Two Poems by Melissa Cundieff-Pexa

Melissa Cundieff-Pexa

Melissa Cundieff-Pexa

Most recently a finalist for the 2016 University of Wisconsin Press's Brittingham and Pollack Book Prizes, Melissa Cundieff-­Pexa received an MFA from Vanderbilt. Her poems appear or are forthcoming in journals such as The Adroit Journal, Linebreak, Mid-American, Tupelo Quarterly, Bat City, Phantom Limb, Iron Horse Literary Review, Diagram, among others. The recipient of an Academy of American Poets Prize, she’s the author of a chapbook, Futures with Your Ghost. Currently a PhD student at Oklahoma State University, she lives in Stillwater, OK with her family.


After I incised it, I offered up
            to the bad wolf a vagary: pale kid,

(a window)… living ghost to my edges.
            Conjure only this much of being nine:

her lungs on ice. But sometimes it all comes back.
            Memory, memory. My grandmother alive

and smoking. Her abusive,
            loamed mouth and spectacle of hands

against broad white light on the porch.
            As she gestures, swing singing high like knives

sharp and touching. Now I want
            to lunge through the belly intercut

and for the wolf in this story to bleed the bed.
            But instead, I will speak in zeros and without

looking back. The past is my proof of ends.
            Every new encounter is with my own afterlives.

The soul bound by its eyeteeth
            to private, necessary murders.

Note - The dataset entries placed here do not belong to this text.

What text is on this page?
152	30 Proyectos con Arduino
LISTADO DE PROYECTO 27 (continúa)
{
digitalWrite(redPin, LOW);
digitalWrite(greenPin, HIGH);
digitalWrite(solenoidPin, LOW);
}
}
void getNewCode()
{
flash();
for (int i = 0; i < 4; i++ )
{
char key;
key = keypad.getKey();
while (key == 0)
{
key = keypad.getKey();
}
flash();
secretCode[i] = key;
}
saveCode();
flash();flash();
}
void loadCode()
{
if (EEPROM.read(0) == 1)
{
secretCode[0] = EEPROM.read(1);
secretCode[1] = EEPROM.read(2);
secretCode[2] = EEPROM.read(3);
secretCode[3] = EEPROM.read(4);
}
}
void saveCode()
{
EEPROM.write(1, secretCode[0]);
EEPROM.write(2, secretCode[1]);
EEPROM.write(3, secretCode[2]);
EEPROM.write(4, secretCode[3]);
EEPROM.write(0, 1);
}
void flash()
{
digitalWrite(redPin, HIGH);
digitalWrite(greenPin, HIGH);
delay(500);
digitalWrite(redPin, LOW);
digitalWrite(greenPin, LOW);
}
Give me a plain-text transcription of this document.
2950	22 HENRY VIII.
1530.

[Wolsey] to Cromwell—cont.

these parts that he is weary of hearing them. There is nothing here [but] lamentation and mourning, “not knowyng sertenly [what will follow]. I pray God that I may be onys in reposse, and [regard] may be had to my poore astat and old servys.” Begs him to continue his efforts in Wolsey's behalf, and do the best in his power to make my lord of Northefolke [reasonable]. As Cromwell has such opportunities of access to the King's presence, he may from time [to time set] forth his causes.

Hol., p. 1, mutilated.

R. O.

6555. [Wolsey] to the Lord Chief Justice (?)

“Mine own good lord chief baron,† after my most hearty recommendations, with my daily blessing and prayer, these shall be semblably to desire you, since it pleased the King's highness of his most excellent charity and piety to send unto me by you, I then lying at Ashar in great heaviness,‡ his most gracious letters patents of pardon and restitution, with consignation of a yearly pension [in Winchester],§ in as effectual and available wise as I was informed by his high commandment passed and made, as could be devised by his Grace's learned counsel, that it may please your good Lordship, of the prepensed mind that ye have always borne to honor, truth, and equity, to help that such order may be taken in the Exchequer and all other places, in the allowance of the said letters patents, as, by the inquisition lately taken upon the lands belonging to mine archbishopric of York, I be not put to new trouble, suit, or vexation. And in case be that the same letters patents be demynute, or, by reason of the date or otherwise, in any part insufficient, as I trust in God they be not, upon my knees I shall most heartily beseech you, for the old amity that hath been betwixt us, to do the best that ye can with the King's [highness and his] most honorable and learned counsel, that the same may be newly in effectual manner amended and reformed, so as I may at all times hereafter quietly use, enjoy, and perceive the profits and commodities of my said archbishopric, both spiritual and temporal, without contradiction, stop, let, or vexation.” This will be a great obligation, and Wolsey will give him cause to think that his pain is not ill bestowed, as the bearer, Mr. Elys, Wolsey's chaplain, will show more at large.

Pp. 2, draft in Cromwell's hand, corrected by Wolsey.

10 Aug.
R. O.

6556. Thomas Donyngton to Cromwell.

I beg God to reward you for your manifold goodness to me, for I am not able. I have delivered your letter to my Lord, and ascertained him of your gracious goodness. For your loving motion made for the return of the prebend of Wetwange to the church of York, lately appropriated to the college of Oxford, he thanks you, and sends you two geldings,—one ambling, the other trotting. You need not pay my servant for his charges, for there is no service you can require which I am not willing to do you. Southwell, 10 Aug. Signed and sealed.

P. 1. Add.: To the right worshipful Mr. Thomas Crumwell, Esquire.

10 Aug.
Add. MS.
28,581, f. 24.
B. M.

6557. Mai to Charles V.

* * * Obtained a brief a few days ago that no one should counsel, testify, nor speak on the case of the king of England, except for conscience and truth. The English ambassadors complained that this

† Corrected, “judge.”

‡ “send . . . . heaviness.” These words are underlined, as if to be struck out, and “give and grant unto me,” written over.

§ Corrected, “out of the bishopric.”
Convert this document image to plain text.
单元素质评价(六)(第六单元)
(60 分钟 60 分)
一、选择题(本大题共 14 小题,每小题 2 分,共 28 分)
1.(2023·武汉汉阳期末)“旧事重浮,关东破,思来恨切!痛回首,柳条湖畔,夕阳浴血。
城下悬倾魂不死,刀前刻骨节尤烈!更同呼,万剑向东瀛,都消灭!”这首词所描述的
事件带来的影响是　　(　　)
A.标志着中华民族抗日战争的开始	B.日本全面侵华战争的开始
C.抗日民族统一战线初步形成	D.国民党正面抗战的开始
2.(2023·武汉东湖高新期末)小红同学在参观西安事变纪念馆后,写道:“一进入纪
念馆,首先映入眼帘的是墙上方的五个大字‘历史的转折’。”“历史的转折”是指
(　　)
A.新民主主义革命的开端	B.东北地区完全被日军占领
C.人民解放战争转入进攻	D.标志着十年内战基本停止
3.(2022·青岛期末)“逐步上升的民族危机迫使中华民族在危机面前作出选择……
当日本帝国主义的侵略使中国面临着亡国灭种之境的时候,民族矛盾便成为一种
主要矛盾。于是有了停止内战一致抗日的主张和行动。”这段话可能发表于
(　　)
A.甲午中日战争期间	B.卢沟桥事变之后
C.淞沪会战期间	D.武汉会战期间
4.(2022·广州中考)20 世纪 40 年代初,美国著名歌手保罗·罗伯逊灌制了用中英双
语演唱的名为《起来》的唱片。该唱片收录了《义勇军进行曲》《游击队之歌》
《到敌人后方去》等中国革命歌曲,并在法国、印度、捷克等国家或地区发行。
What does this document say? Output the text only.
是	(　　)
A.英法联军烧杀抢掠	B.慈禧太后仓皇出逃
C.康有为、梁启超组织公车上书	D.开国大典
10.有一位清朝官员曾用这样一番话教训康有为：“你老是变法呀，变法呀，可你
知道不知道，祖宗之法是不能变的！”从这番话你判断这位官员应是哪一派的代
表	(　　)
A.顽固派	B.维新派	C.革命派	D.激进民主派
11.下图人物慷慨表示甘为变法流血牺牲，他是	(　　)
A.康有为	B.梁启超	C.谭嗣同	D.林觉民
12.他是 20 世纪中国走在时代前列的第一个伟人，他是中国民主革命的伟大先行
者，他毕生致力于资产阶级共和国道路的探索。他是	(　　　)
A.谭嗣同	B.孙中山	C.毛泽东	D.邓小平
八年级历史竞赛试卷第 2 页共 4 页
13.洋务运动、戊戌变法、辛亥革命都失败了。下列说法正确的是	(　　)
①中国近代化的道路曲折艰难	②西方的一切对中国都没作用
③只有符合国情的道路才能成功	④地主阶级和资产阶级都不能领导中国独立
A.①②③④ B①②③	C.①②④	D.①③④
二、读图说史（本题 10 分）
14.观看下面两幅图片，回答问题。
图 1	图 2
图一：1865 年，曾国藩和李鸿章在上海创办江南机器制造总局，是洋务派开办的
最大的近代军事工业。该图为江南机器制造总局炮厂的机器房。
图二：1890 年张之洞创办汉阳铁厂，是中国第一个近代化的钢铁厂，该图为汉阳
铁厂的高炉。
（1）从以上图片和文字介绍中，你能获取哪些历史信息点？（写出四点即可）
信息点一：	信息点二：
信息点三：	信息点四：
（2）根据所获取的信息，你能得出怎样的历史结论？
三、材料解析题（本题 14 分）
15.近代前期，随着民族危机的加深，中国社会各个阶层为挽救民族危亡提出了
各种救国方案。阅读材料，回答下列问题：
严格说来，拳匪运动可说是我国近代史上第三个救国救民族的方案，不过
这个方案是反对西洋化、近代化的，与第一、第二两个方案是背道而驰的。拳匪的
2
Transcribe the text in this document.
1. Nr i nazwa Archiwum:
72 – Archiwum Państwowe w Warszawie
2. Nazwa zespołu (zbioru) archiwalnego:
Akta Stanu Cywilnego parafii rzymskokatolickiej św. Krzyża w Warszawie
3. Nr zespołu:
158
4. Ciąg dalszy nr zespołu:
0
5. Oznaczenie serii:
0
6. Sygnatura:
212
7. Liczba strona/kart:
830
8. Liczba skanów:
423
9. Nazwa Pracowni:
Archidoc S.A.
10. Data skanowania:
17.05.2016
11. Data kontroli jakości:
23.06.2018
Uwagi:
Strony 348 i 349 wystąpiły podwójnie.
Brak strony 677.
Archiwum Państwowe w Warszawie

Open his mouth for a word and it will be tooth. As in, he’ll pull

a tooth from a previous life and bring back with it

his first, faraway curse. He’ll conjure the hush that began sometime

around birth. He’ll pull his cradle’s ribs down from the bough

and lacquer them in gravity. Notice in the new sheen

of this glazed Eve that there is language even in silence.

He’ll move closer to the page and reveal he’s part tongue, part tree.

The hounds had him too young. The eucalyptus that raised him

dropped its branches in the fertile winds. On the playground

they called him freak. Said his eyes were bearded orchids, his thousand

thin and flickering arms were snakes. If he could go back now,

he’d untangle from his hair a crown of canaries. He’d set them free

on the bullies’ eyes, bellies and chests. (Canaries aren’t always meant

to return. Some lives begin and end in levitation.) As always,

he would say nothing. Or, nothing but yellow. As in, he’d pull

the yellow light from a previous life and bring back with it

the ground’s deep and sparkling strange ones.